It’s not long now before the new school and university terms begin – and this is a great opportunity for savvy booksellers.
If you have study books ready to be listed (or when you go out and about searching for books) be sure to look for and list up-to-date study/reference books.
These types of books are in great demand and can really bring in some nice profits. At this time of year it is usually a popular time for buyers to purchase study or reference books for schools, college and university ready for the new term, so I would recommend that you list anything you have that may fit the bill.
Make sure that you check them for underlining, comments and markings which students have used to mark text paragraphs for revising and study.
Personally I dislike markings, highlighting and underlining inside books. Even when I was a student, in the not too distant past, (I graduated from a social science degree in the year 2000, as a very mature student!) I did not deface my books in this way.
I found it easier to write notes and put page numbers by the side to remind me of where I got the information from. However, students are of course entitled to write in books if they own them, as a seller I just wish they wouldn’t!!
Luckily, unlike me, many buyers are not too bothered if books have markings, however, if you do have a book that does contain marking, underlining etc, ensure that buyers are made aware of these defects. I suggest you always list as acceptable and write in the comment box what the defects are. This should reduce the chance of any adverse feedback that may come your way by disgruntled customers.
In the past I have discussed the site freecycle.com and how it might be useful to you to acquire unwanted books or other media products that are cluttering people’s homes.
Whilst I do state that freecycle.com was not designed to benefit money-making opportunities, it does happen…
Last week when visiting a friend, I noticed her garage was stacked with furniture, most of which was in various stages of restoration. Apparently, they acquire unwanted furniture from freecycle and renovate it and sell on eBay. When you take an old item and give it a new lease of life in this way it’s called upcycling.

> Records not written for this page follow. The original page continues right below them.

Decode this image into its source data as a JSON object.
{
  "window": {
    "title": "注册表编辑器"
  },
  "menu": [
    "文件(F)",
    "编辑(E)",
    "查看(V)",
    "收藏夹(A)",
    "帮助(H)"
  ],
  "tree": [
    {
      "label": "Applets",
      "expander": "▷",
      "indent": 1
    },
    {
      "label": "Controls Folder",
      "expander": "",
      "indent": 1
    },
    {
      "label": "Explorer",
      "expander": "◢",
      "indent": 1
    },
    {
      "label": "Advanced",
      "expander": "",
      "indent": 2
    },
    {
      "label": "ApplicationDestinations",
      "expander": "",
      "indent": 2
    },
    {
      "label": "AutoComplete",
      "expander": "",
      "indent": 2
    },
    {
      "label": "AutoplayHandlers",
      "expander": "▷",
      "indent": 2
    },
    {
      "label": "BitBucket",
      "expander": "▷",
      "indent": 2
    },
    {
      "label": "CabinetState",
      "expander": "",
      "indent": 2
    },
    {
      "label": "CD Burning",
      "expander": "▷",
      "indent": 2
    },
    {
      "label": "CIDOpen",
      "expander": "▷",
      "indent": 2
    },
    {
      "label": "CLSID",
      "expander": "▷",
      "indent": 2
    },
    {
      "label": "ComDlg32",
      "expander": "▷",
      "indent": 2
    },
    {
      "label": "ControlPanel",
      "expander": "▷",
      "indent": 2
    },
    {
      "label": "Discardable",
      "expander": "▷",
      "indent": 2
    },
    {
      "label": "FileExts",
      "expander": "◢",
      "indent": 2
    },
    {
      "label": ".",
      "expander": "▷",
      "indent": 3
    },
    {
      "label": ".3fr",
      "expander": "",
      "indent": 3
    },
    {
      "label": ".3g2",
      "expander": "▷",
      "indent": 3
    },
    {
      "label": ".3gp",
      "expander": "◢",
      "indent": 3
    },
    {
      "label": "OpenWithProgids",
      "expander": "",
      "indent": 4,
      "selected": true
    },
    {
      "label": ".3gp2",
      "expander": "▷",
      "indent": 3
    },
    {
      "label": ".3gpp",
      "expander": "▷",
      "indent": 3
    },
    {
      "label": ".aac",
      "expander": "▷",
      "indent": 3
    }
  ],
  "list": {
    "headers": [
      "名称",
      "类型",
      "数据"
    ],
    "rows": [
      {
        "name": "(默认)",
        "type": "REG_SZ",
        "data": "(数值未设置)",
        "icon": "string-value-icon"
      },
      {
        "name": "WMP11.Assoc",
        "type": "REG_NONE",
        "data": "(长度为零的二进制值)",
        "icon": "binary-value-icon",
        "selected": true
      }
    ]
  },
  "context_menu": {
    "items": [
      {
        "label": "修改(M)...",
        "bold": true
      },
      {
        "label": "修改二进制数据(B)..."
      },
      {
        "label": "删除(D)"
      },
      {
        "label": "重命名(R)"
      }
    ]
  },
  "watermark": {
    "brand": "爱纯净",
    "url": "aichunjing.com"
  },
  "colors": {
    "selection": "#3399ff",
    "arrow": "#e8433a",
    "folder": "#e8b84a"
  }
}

Whatever the ethics of using freecycle in this way, I suppose you could say this is recycling at its best.
The householders were happy to get unwanted items from their home. The restorer makes an income from the time spent fetching the furniture and restoring it. The buyer is happy to purchase a uniquely decorated/restored piece of furniture for a reasonable cost, (presumably) as opposed to these goods ending up on land fill tips.
It’s definitely something worth thinking about.